Vivek Ramaswamy répond aux électeurs athées et déclare que le nationalisme chrétien n’est pas une « menace majeure »
L’entrepreneur et candidat républicain à la présidentielle, Vivek Ramaswamy, a laissé entendre lors d’une assemblée publique la semaine dernière dans l’Iowa qu’il ne considérait pas le nationalisme chrétien comme une menace majeure pour les États-Unis.
Ramaswamy, 38 ans, répondait à un membre de l’auditoire qui lui demandait de fournir une phrase destinée aux électeurs athées, laïcs ou même « sataniques » qui n’était « pas un slogan conservateur kitsch ».
Un athée déclaré de l’Iowa m’a demandé aujourd’hui pourquoi il devrait voter pour moi, si je dis que « Dieu est réel ». J’ai répondu honnêtement. pic.twitter.com/I7cykUMixS
– Vivek Ramaswamy (@VivekGRamaswamy) 4 janvier 2024
L’homme, qui portait un T-shirt sur lequel était écrit : « La science ne se soucie pas de ce que vous croyez », a affirmé que les États-Unis ont un gouvernement qui « soutient le christianisme, au lieu de cela, il excuse les mauvais acteurs du christianisme, qui ne fait rien ». tout pour combattre le nationalisme chrétien. »
Ramaswamy s’est opposé à l’affirmation du membre du public, affirmant que même si certaines de ses critiques auraient pu s’appliquer dans le passé, il estime que « l’éveil et le transgenre » sont désormais les problèmes culturels les plus urgents.
« Respectueusement, je ne pense pas qu’il s’agisse réellement d’une menace majeure dans ce pays par rapport aux menaces que j’ai citées », a déclaré Ramaswamy à l’homme, qui l’a interrompu pour suggérer que l’émeute au Capitole américain le 6 janvier 2021 était perpétrés par des nationalistes chrétiens.
Concernant ce qu’il dirait aux électeurs athées potentiels, Ramaswamy a déclaré : « Vous êtes libres de vivre votre vie et de pratiquer librement votre foi ou son absence sans que personne ne vous gêne, car c’est ce que garantit le premier amendement de la Constitution. » Il a promis de maintenir cette garantie constitutionnelle s’il devenait président.
Ramaswamy, qui a déclaré pendant sa campagne qu’il pensait que les États-Unis étaient confrontés à « un moment révolutionnaire », a ensuite récupéré un exemplaire de son pamphlet intitulé « Vérité.
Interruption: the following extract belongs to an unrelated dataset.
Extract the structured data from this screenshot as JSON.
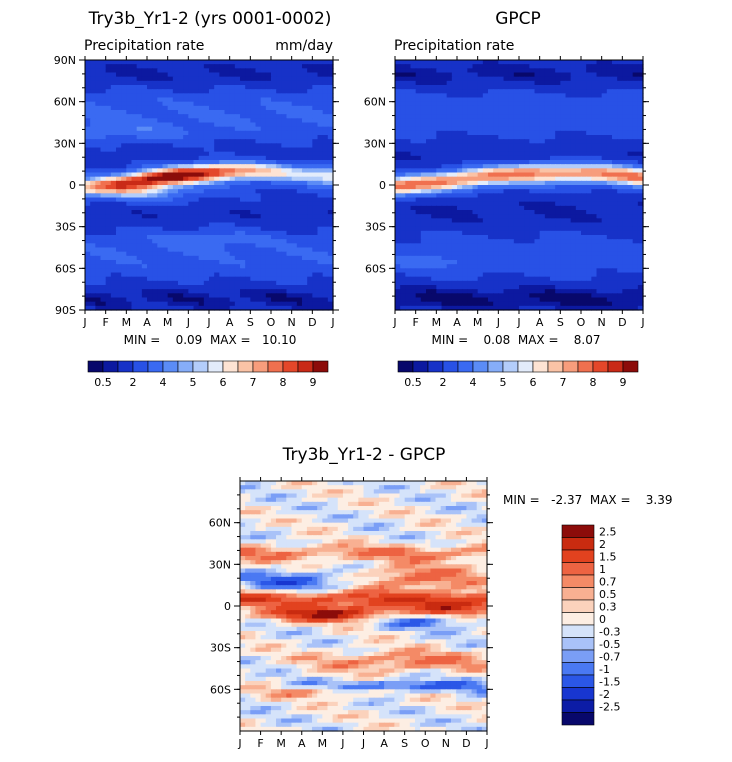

Pour les patriotes d’Amérique ».
Il a noté que la littérature distribuée lors de ses événements était calquée sur les brochures du XVIIIe siècle de Thomas Paine, qui a contribué à jeter les bases intellectuelles de la Révolution américaine.
Il a affirmé que même si de nombreux pères fondateurs étaient chrétiens, Paine était athée et Thomas Jefferson était déiste. Les historiens considèrent généralement également Paine comme un déiste, bien qu’il dédaigne la religion organisée dans ses écrits.
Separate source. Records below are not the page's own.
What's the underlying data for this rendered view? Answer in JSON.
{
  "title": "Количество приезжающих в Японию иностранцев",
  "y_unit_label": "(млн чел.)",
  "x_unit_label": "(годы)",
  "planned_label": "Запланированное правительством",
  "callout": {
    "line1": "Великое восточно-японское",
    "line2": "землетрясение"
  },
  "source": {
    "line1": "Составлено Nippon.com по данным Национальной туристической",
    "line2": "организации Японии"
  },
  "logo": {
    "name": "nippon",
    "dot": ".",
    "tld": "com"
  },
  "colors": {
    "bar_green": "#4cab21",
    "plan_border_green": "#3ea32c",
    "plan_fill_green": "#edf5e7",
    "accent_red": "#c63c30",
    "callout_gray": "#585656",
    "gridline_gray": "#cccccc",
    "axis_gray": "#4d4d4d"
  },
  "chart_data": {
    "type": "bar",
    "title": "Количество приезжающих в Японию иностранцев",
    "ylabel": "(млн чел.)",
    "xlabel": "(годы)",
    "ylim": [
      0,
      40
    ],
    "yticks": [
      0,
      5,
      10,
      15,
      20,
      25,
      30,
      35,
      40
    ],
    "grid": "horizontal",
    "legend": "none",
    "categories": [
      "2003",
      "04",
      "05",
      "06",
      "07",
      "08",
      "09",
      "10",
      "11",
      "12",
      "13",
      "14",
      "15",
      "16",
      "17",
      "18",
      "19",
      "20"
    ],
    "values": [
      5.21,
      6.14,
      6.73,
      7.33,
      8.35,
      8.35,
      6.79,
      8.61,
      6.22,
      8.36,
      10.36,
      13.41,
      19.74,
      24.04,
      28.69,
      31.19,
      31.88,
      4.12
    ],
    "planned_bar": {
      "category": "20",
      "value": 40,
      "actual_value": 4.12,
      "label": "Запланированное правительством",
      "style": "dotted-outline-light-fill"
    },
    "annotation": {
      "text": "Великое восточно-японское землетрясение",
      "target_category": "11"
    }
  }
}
Il a noté que malgré leurs convictions, Jefferson reste son président préféré et que même s’il admire moins Paine, il « toujours ». [respects] qu’il s’en foute » en raison du rôle philosophique qu’il a joué dans la fondation américaine.
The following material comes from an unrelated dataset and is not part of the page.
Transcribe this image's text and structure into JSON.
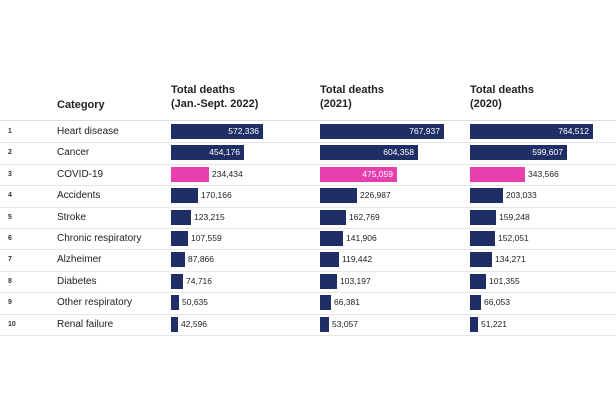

« Je reconnais cela dans notre histoire », a-t-il déclaré. « Et je le reconnais à propos de notre Constitution. Et je reconnais que même les personnes de confessions diverses dans ce pays étaient liées entre elles par les idéaux inscrits dans cette Constitution. »
Le spectateur a conclu en demandant à Ramaswamy d’expliquer s’il croyait que les droits de l’homme viennent de Dieu ou de l’homme, ce à quoi il a répondu : « Je crois que nos droits naturels, en dehors d’un gouvernement, viennent de Dieu, nos droits naturels.
« Dans le contexte d’une république constitutionnelle, les droits dont nous jouissons sont ceux inscrits et codifiés dans notre Constitution, et je reconnais la différence entre être président et pasteur », a-t-il ajouté.
Ramaswamy est hindou et a parlé lors du forum familial de Thanksgiving du FAMiLY Leader à Des Moines en novembre dernier sur la façon dont sa foi l’a aidé, lui et sa femme, à faire face à la perte de leur premier enfant suite à une fausse couche.